The 85-year-old building didn't scream “potential.”
Leaky roof. Unstable floor. Filled to the brim with dusty furniture from bygone days as a warehouse. But in that mess, Ray Trimble saw the possibilities.
Five years later, Trimble's vision of transforming the former Omar Bread bakery near 43rd and Nicholas Streets into shared workspaces for Omaha businesses is nearly complete. It's filling up with tenants ranging from lawyers to personal trainers and, for the first time in years, it is considered a bright spot for the Midtown neighborhood.
The building was built as a commercial bakery in 1923 and, in its prime, the Omar Baking Co. had bakeries in Omaha, Milwaukee, Columbus and Indianapolis. The “Omar Man” delivered bread in some 1,300 communities. The bakery changed hands over the years, and the building was being used as a furniture warehouse in 2008 when a PropertyBanc affiliate bought it for $230,000.
PropertyBanc, a commercial real estate developer, with Trimble as president, has invested more than $2.1 million. The makeover was also approved in 2009 to receive $650,000 in tax increment financing with the endorsement of city planners, who said its office, storage and private parking spaces would serve an unmet need in Midtown.
A section on the corner of 45th and Cuming Streets will serve as an entrance with the Omar name on display, Trimble said.
“Now, it's brand new with a piece of the old,” he said.
Parts of the 80,000-square-foot building's preserved history include the original, 13-inch brick facade, a cooler door that swings open into a conference room, a vintage scale used to weigh ingredients and many of the original colors like aloe and emerald that covered the walls when it was an industrial bakery.
But as obvious as the Omar building's history are the renovations that freshen up the space that sprawls two city blocks long.
The first floor has a center for creative arts in the East wing, a Fit Farm gym in the center and, still under construction, a banquet hall for special events and entertainment in the West wing.
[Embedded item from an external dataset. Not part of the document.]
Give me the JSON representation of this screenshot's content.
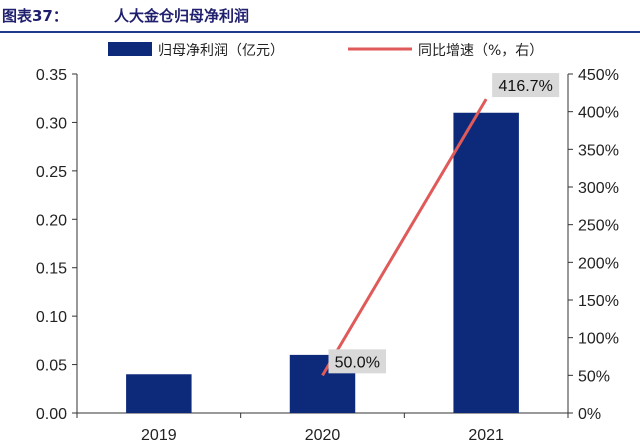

Two law firms and a handful of corporate offices — including dropout prevention organizations Communities In Schools of Nebraska and Communities In Schools of Omaha and community organization Seventy Five North Revitalization Corp. — are housed on the second floor. The building's administrative offices and PropertyBanc headquarters are on the third.
The building, which with the parking lot covers about three acres, is about half full. Trimble said he's in negotiations with a couple of potential tenants that would bring it to two-thirds leased.
Its grand opening is scheduled for mid-February and workers this week are finishing artwork that has the appearance of aged copper in the main entrance. Other renovations include $27,000 worth of new wood floors on the second level and $20,000 worth of repairs to restore the elevator that leads to a fourth floor.
Trimble said they saved more than $500,000 by doing much of the construction internally.
Many people have likened the Omar building to the north downtown shared workspace in the Mastercraft building at 1111 N. 13th St. When potential Omar tenants asked what the various rooms could be used for, Trimble encouraged them to “use your imagination.”
The freedom to customize and the old details were enough to attract the four employees of GoodTwin. Creative director Adam Nielsen said what they like best about their 3,900-square-foot office is the exposed brick and tall ceilings mixed with modern window and lighting fixtures.
Andrew Failla, co-owner of CrossFit affiliate Fit Farm, which opened about three weeks ago, said gym goers can't get over the 8,500-square-foot gym with exposed brick and beams. The space allows Failla to offer CrossFit classes, personal training sessions, soccer camps on its turf flooring, antigravity yoga and locker rooms.
“They're just oohing and aahing over the space,” he said. “When you're here, it doesn't feel like your typical gym.”
But the biggest reason both GoodTwin and Fit Farm chose the space was because it was off the beaten path in a developing neighborhood they hope comes to life with the building's new activity.
“We hope we're a big part of that,” Nielsen said. “This neighborhood has been neglected for a long time and it has a lot of potential.”
Trimble said his hope is that the building's community ultimately extends beyond its brick walls.
“The concept has to be collaborative and have a high exchange of ideas,” he said, “and that's happening.”